“I suppose,” said Miss Kildare, with her eyes meditatively following a bronze-green humming-bird which was darting about a trumpet-vine on the piazza rail, “I suppose we shall have a hop here to-night. I shan’t reverse; and when my partners ask why, I shall tell them it’s the latest thing. One always likes to be as English as possible. Tell me something else that it’s toney to do.”
“Read nasty novels, written by women you wouldn’t sit in the same room with, and then gush about them afterwards. That’s a very fashionable amusement with the up-to-date young women.”

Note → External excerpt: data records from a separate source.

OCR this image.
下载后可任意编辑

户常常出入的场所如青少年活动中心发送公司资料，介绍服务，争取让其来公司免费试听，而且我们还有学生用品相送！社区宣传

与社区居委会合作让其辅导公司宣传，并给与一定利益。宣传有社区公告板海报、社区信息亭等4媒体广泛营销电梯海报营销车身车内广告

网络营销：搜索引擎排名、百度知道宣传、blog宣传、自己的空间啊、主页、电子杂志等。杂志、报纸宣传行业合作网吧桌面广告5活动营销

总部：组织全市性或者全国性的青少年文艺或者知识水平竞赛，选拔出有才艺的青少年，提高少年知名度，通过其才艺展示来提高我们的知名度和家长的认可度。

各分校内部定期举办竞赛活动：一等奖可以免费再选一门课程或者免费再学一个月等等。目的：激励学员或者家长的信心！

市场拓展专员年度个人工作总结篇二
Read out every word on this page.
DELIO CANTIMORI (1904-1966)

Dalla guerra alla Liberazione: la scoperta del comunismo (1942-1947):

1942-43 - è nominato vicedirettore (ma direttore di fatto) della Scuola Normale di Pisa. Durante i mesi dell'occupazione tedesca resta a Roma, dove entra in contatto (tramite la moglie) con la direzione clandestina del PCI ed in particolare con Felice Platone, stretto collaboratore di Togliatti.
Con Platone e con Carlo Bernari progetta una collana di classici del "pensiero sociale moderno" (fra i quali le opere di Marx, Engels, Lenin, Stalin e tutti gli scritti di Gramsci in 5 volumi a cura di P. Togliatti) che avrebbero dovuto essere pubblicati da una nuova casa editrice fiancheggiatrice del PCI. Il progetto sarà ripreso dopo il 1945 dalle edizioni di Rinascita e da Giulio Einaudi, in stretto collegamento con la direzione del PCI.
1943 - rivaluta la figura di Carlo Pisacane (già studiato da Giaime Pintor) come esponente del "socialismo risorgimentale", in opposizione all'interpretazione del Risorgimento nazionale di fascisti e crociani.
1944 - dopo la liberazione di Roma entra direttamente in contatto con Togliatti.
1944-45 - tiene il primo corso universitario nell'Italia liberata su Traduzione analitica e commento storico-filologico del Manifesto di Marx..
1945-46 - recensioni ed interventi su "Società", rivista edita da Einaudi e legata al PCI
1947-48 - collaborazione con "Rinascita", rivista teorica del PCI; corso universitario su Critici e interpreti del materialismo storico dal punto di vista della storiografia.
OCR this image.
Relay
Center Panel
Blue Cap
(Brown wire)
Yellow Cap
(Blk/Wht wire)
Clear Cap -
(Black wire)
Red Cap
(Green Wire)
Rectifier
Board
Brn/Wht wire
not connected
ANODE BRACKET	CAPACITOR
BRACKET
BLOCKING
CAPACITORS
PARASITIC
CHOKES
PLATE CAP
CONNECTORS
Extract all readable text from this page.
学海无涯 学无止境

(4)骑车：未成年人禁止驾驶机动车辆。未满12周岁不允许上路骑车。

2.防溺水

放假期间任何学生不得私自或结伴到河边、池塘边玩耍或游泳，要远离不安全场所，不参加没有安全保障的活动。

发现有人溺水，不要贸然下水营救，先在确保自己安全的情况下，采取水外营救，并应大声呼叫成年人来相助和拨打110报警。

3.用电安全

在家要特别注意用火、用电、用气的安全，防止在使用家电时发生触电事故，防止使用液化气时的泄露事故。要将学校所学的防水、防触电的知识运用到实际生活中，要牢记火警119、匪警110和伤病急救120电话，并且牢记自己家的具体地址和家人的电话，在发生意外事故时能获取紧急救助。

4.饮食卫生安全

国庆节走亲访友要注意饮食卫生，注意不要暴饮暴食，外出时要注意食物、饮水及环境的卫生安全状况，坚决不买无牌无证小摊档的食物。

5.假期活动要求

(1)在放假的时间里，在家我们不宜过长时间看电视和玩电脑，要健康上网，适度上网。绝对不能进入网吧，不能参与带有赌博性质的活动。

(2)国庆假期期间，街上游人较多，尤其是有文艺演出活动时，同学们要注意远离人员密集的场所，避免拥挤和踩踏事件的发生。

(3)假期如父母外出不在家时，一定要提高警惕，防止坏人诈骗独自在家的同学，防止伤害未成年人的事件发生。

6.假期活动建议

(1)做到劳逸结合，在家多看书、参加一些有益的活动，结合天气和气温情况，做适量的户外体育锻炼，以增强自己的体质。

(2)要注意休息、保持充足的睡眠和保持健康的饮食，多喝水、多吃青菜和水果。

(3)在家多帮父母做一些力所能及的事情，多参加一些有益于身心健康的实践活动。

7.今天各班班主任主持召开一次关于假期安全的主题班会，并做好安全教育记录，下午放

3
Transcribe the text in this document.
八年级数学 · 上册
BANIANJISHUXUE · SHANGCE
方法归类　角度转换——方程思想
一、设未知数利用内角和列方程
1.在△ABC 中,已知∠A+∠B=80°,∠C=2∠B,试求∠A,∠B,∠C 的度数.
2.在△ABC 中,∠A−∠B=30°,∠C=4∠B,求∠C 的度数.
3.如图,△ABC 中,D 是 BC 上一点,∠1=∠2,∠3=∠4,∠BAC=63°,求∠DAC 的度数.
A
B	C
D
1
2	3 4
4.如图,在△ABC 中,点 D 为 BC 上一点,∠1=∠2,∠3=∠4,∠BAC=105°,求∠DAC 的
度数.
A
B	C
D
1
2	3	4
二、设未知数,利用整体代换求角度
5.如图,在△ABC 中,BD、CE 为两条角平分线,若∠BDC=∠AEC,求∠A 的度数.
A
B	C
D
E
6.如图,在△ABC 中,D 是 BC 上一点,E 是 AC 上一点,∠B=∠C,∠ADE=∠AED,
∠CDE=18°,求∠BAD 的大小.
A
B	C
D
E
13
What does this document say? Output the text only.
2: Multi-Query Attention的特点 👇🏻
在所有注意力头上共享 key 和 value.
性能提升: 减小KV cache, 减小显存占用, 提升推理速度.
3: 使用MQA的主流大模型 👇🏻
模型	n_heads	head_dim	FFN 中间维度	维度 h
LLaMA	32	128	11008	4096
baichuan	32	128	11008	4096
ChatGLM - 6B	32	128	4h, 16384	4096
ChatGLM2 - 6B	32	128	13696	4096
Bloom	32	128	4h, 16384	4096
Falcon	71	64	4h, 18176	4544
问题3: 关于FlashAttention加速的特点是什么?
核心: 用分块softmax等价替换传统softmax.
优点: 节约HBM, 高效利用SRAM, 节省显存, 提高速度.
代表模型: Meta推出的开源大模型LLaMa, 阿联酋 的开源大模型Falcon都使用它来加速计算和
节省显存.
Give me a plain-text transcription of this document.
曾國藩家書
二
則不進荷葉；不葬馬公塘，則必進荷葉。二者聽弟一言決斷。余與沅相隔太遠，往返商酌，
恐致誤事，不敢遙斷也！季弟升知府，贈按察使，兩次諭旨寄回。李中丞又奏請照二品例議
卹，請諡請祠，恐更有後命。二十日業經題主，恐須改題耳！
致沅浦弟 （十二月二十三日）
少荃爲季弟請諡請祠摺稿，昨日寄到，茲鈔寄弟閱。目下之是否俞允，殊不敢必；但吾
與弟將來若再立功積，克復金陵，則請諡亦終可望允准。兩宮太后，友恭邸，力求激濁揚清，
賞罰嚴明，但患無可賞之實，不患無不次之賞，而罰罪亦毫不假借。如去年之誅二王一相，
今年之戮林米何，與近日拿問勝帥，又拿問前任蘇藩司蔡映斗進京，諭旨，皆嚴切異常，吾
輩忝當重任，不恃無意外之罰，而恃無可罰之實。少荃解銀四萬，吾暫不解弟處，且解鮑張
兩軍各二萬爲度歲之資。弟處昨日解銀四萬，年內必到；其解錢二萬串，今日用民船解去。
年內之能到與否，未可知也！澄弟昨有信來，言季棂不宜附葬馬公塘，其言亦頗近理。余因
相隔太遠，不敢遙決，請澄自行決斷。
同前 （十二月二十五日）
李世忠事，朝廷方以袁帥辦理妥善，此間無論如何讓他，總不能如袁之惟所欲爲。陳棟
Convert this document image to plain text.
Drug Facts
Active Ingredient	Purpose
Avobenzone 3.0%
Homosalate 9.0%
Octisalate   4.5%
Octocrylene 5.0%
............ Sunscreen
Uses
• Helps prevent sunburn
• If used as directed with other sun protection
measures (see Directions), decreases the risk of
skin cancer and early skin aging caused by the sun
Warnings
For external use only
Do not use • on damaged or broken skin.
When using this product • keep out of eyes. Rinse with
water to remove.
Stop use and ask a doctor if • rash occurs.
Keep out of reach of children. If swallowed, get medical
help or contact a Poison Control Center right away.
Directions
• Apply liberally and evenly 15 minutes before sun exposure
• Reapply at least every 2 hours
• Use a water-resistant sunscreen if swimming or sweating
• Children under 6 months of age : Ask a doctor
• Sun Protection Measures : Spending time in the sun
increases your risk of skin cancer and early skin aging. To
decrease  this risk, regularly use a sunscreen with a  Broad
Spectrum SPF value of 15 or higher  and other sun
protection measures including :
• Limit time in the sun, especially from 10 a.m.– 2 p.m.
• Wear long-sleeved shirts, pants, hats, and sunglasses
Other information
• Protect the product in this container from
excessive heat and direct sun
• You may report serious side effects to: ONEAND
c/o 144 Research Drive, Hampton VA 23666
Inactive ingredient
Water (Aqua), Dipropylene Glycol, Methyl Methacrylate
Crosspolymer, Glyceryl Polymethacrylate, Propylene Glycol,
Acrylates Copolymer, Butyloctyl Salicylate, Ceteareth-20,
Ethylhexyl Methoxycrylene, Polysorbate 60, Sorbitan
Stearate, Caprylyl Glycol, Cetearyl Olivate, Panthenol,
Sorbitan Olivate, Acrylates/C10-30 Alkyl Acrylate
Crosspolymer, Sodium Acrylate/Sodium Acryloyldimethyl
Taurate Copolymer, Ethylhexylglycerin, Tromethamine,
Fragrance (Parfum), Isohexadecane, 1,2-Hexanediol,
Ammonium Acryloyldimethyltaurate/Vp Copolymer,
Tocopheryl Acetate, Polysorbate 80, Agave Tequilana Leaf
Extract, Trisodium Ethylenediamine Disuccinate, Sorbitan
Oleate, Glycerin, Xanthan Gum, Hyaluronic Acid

“Ugh, Pat, don’t be a pig. Besides, that wouldn’t suit my style a bit.”
“But why want to change, Elsie? Don’t you appreciate yourself as you are at present? I’m sure other people would.”
“That’s blarney.”
“No,” said Onslow, judicially, “I think it’s ordinary fact.”
“Is it really, though? I am glad. You know, I’ve thought lately my present stock-in-trade wouldn’t pass muster outside Florida. I can handle a boat in any weather, and ride anything that’s called a horse, and can dance decently in American fashion; but I can’t do anything else, except perhaps talk, if that counts.”
Onslow laughed. “You are refreshing,” he said. “But why this inventory of stock?”